Vogliamo un finale diverso
Sembra una parodia di "Dieci piccoli indiani", il romanzo di Agatha Christie pubblicato per la prima volta in Inghilterra nel lontano 1939, ma la realtà è decisamente più seria. La Formula 1 continua a perdere pezzi importanti: in dodici mesi hanno annunciato il ritiro la Honda, la BMW, la Bridgestone e, stamattina, la Toyota. In cambio, per così dire, sono arrivate la Manor, la Lotus (il nome, solo quello, perché del team di Colin Chapman, Jim Clark e Ayrton Senna, tanto per citarne alcuni, non c'è poi molto altro.), la USF1 e la Campos Meta. Dite che sia la stessa cosa, basta essere in molti seduti a tavola? Mica tanto, e poi bisognerà vedere se, l'anno prossimo in Bahrain saremo davvero così tanti sulla griglia di partenza della prima gara della stagione 2010 e quanti arriveranno alla fine dell'anno.

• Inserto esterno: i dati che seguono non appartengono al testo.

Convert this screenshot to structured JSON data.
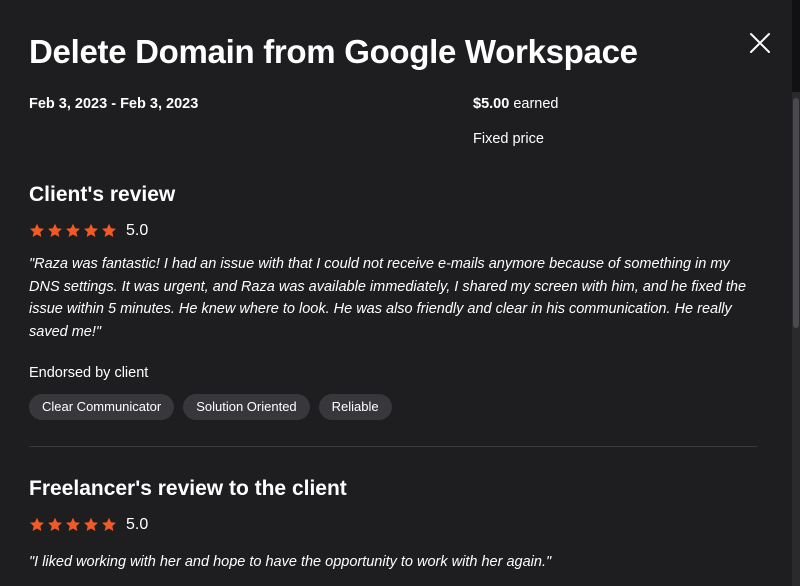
{
  "modal": {
    "title": "Delete Domain from Google Workspace",
    "dates": "Feb 3, 2023 - Feb 3, 2023",
    "earned_amount": "$5.00",
    "earned_suffix": " earned",
    "price_type": "Fixed price"
  },
  "client_review": {
    "heading": "Client's review",
    "rating": 5.0,
    "rating_text": "5.0",
    "text": "\"Raza was fantastic! I had an issue with that I could not receive e-mails anymore because of something in my DNS settings. It was urgent, and Raza was available immediately, I shared my screen with him, and he fixed the issue within 5 minutes. He knew where to look. He was also friendly and clear in his communication. He really saved me!\"",
    "endorsed_label": "Endorsed by client",
    "endorsements": [
      "Clear Communicator",
      "Solution Oriented",
      "Reliable"
    ]
  },
  "freelancer_review": {
    "heading": "Freelancer's review to the client",
    "rating": 5.0,
    "rating_text": "5.0",
    "text": "\"I liked working with her and hope to have the opportunity to work with her again.\""
  },
  "icons": {
    "close": "close-icon",
    "star": "star-icon"
  },
  "colors": {
    "background": "#1e1d20",
    "star": "#f15a24",
    "chip": "#38373b",
    "text": "#ffffff"
  }
}
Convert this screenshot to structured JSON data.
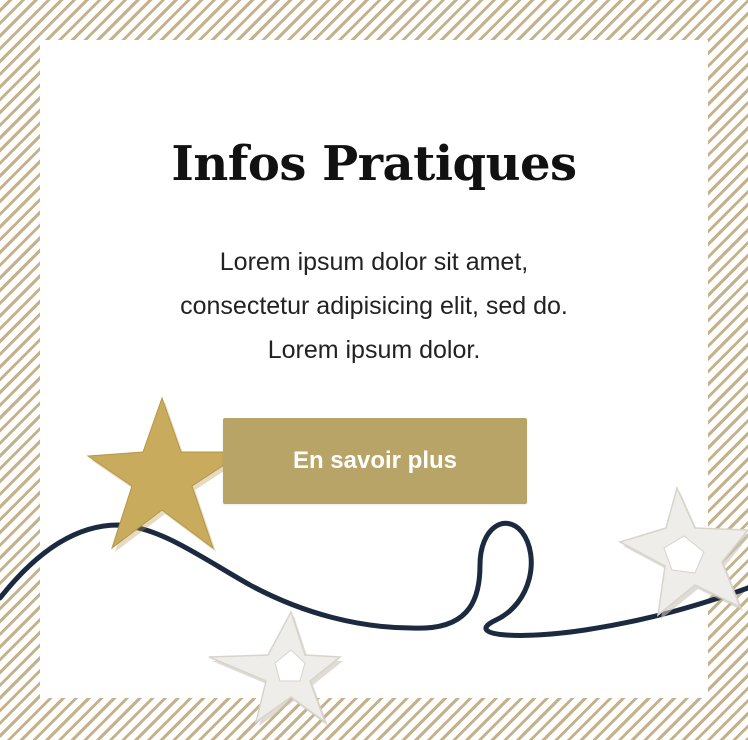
{
  "section": {
    "title": "Infos Pratiques",
    "body_lines": [
      "Lorem ipsum dolor sit amet,",
      "consectetur adipisicing elit, sed do.",
      "Lorem ipsum dolor."
    ],
    "cta_label": "En savoir plus"
  },
  "decorations": {
    "string": "navy-twine",
    "stars": [
      "gold-glitter-star-icon",
      "white-wooden-star-icon",
      "white-wooden-star-icon"
    ]
  },
  "colors": {
    "stripe": "#c5b28a",
    "button": "#b9a468",
    "button_text": "#ffffff",
    "title": "#111111",
    "string": "#1c2a40",
    "gold_star": "#c8ab5c",
    "white_star": "#efedea"
  }
}
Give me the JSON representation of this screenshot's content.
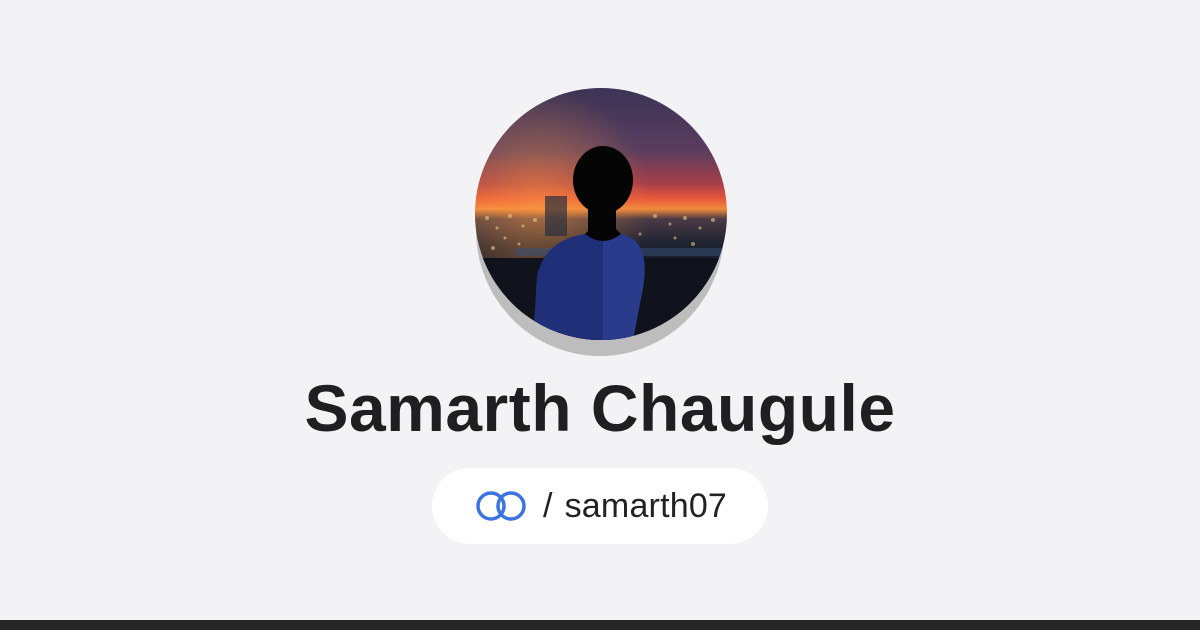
{
  "profile": {
    "name": "Samarth Chaugule",
    "separator": "/",
    "username": "samarth07"
  },
  "icons": {
    "avatar": "profile-photo-silhouette-sunset",
    "link": "interlinked-rings-icon"
  },
  "colors": {
    "background": "#f3f3f6",
    "accent": "#3b73e0",
    "name_text": "#1f1f22",
    "pill_background": "#ffffff",
    "bottom_bar": "#262626"
  }
}
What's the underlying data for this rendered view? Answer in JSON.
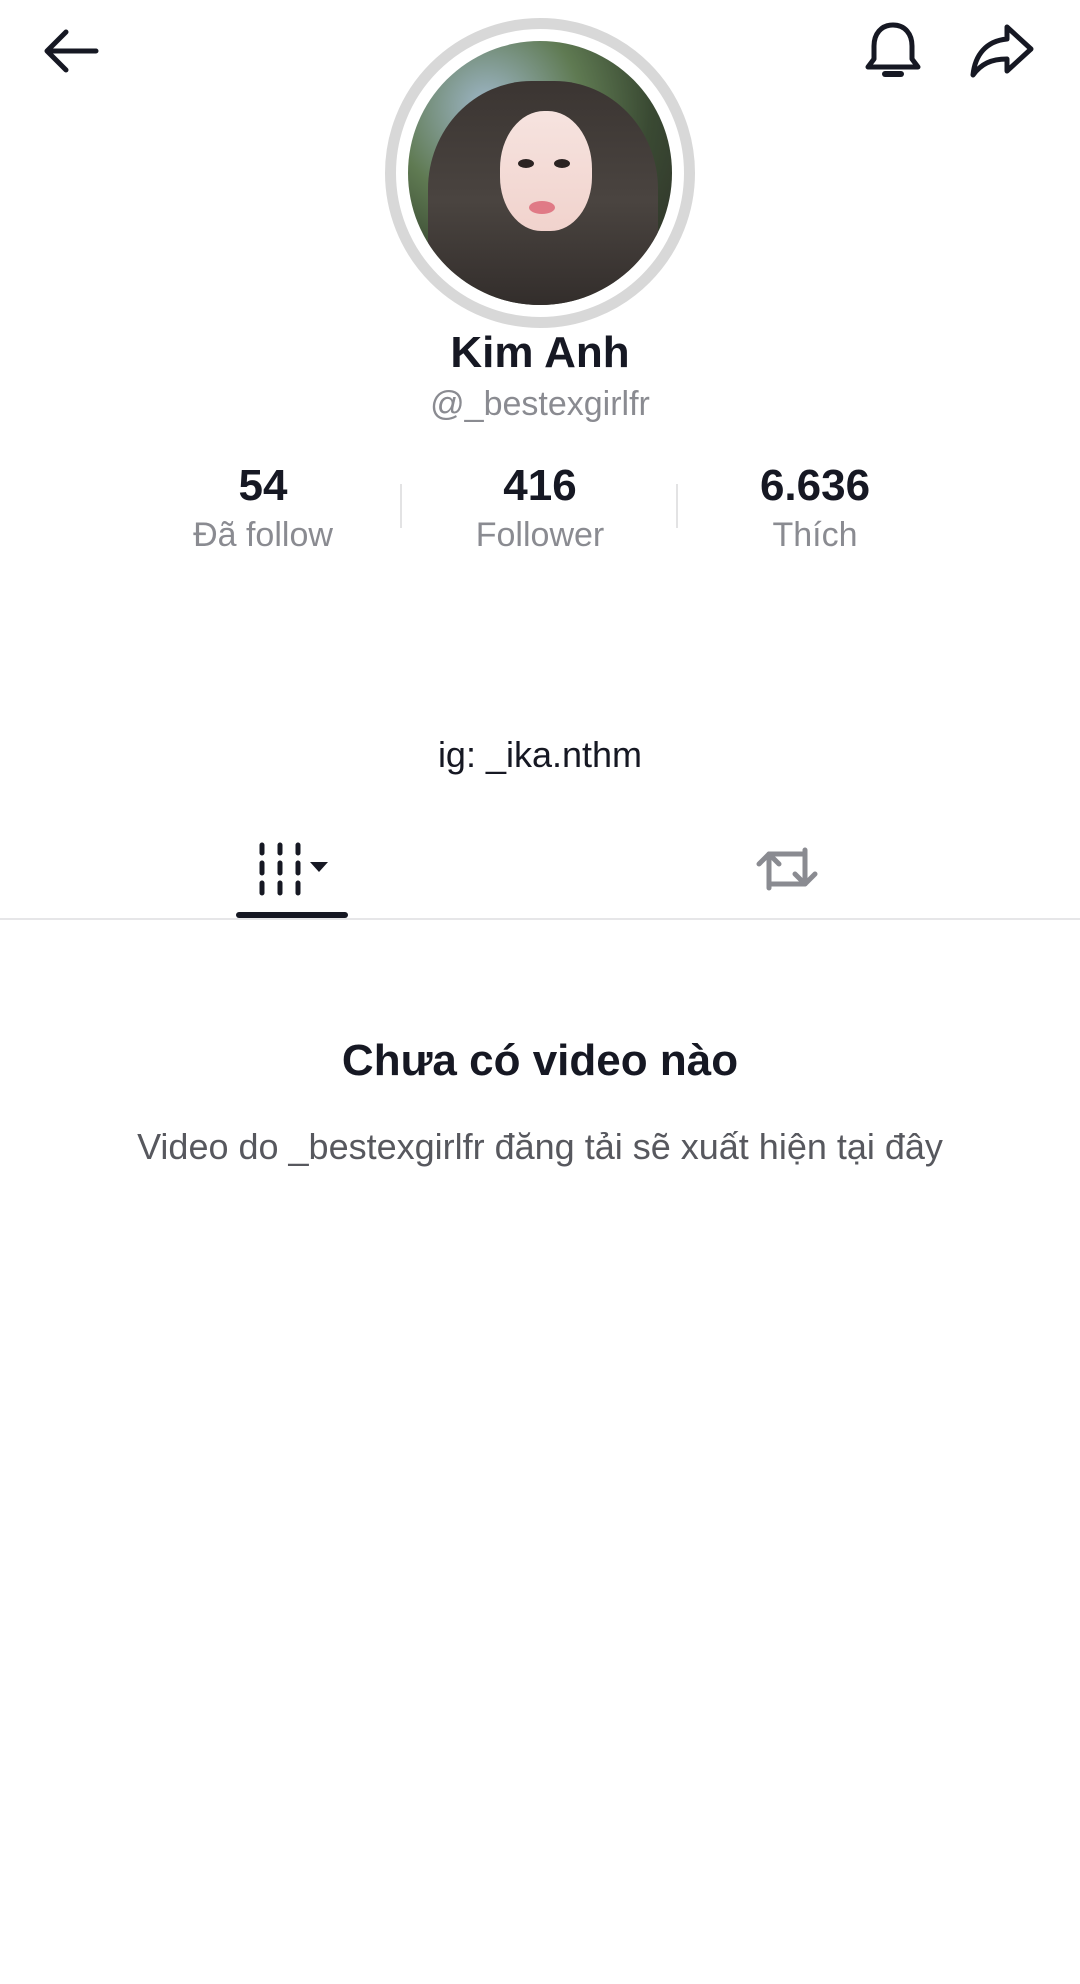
{
  "header": {
    "back_icon": "arrow-left-icon",
    "notification_icon": "bell-icon",
    "share_icon": "share-arrow-icon"
  },
  "profile": {
    "display_name": "Kim Anh",
    "username": "@_bestexgirlfr",
    "bio": "ig: _ika.nthm"
  },
  "stats": {
    "following": {
      "value": "54",
      "label": "Đã follow"
    },
    "followers": {
      "value": "416",
      "label": "Follower"
    },
    "likes": {
      "value": "6.636",
      "label": "Thích"
    }
  },
  "tabs": [
    {
      "name": "videos",
      "icon": "grid-bars-dropdown-icon",
      "active": true
    },
    {
      "name": "reposts",
      "icon": "repost-icon",
      "active": false
    }
  ],
  "empty_state": {
    "title": "Chưa có video nào",
    "subtitle": "Video do _bestexgirlfr đăng tải sẽ xuất hiện tại đây"
  },
  "colors": {
    "text_primary": "#161823",
    "text_secondary": "#8a8b91",
    "avatar_ring": "#d8d8d8",
    "divider": "#e6e6e8"
  }
}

La realtà è che questo continuo stillicidio di defezioni è il risultato più di una lotta condotta contro i grandi costruttori automobilistici da parte di chi ha gestito la Formula 1 in questi ultimi anni che degli effetti della crisi economica.
Nel "giallo" della Christie il colpevole si scopre soltanto quando tutti i personaggi sono morti, uno dopo l'altro. Vogliamo aspettare che accada lo stesso oppure decidiamo di scrivere il libro della Formula 1 con un finale diverso?